- Banco Central endurece regras e promete fiscalização intensa sobre exchanges de criptomoedas.
- Processo de autorização terá duas fases com exigências rígidas e capital integralizado acima de R$ 8 milhões.
- Declarações falsas podem gerar crime e impedir empresas sem operação real de entrar no setor.
A fala firme do Banco Central do Brasil marcou a noite desta segunda-feira, 23, durante um evento promovido pela ABToken em parceria com o escritório Pinheiro Neto Advogados. O encontro reuniu executivos do setor e advogados especializados. No entanto, foi a intervenção de Lúcio Mario Ferreira, Gerente-Técnico do Deorf, que mudou o clima da sala.
Ele afirmou que o regulador “vai pra cima” das exchanges de criptomoedas ao aplicar um processo de autorização mais rigoroso. Isso inclui fiscalização intensiva, cruzamento de dados e tolerância quase zero para irregularidades.
Lúcio explicou que o BC está disposto a dialogar e avaliar cada solicitação. Porém, deixou claro que o objetivo é impedir a entrada de operadores sem capacidade técnica ou financeira. Dessa forma, o processo de autorização será dividido em duas fases. Cada uma terá exigências crescentes e estruturadas para bloquear empresas que não atendam aos requisitos essenciais.
A primeira etapa funcionará como uma espécie de triagem, com foco na reputação dos controladores, na estrutura societária e no capital mínimo integralizado.
O representante destacou que essa fase inicial se concentra no que chamou de “mundo conhecido”, que engloba elementos tradicionais já avaliados pelo BC em outros mercados. Assim, reputação, histórico empresarial e capacidade financeira serão analisados com rigor.
No entanto, ele ressaltou que esse é apenas o começo. Novas normas surgirão e aumentarão o nível de exigência. Isso inclui regras específicas para stablecoins, capital prudencial e gestão de riscos.
Banco Central do Brasil
Durante a apresentação, Lúcio reforçou que todo o processo gira em torno das declarações entregues pelas empresas, mas avisou que isso não significará confiança automática. Na verdade, cada informação será cruzada com bases internas, registros públicos e investigações próprias, o que deve ampliar a precisão da análise.
Por isso, ele alertou que declarações falsas podem resultar em infrações administrativas ou até mesmo em enquadramento criminal por falsidade ideológica.

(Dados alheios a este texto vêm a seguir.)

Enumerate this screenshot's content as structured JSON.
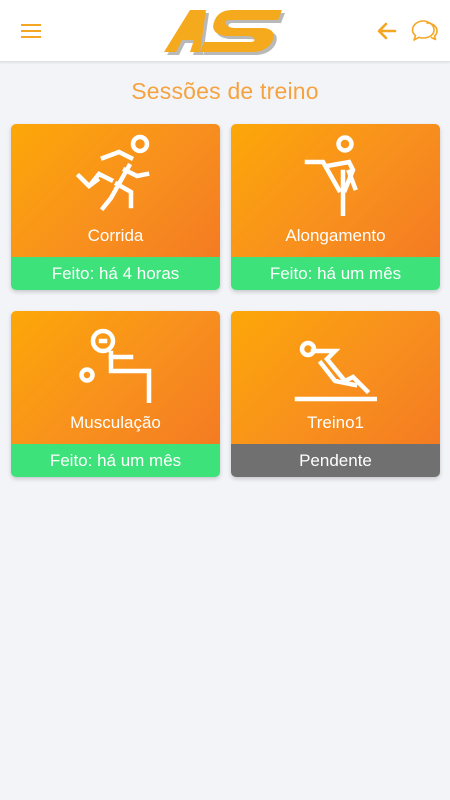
{
  "header": {
    "menu_icon": "hamburger-menu-icon",
    "logo_text": "AS",
    "back_icon": "arrow-left-icon",
    "chat_icon": "chat-bubbles-icon",
    "accent_color": "#f5a623"
  },
  "page": {
    "title": "Sessões de treino"
  },
  "sessions": [
    {
      "label": "Corrida",
      "status": "Feito: há 4 horas",
      "status_type": "done",
      "icon": "running-person-icon"
    },
    {
      "label": "Alongamento",
      "status": "Feito: há um mês",
      "status_type": "done",
      "icon": "stretching-person-icon"
    },
    {
      "label": "Musculação",
      "status": "Feito: há um mês",
      "status_type": "done",
      "icon": "weightlifting-person-icon"
    },
    {
      "label": "Treino1",
      "status": "Pendente",
      "status_type": "pending",
      "icon": "situp-person-icon"
    }
  ],
  "colors": {
    "card_gradient_start": "#fda708",
    "card_gradient_end": "#f47b22",
    "status_done": "#3de27b",
    "status_pending": "#707070",
    "background": "#f3f4f8"
  }
}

Outro ponto sensível abordado pelo Banco Central foi a reputação dos controladores e acionistas. O órgão avaliará histórico judicial, investigações criminais, processos financeiros e indícios de insolvência. Assim, qualquer elemento que indique risco será suficiente para impedir a aprovação. A meta é clara: evitar que operadores problemáticos atuem no ambiente regulado.
O debate ficou mais intenso quando Lúcio afirmou que o capital social, estimado em mais de R$ 8 milhões, deverá estar integralizado já na fase 1. Ele afirmou que o Banco Central investigará a origem do dinheiro e exigirá que as empresas apresentem demonstrações financeiras auditadas para comprovar solvência. Segundo ele, o órgão não revisará essa exigência, mesmo diante das críticas de fintechs e startups.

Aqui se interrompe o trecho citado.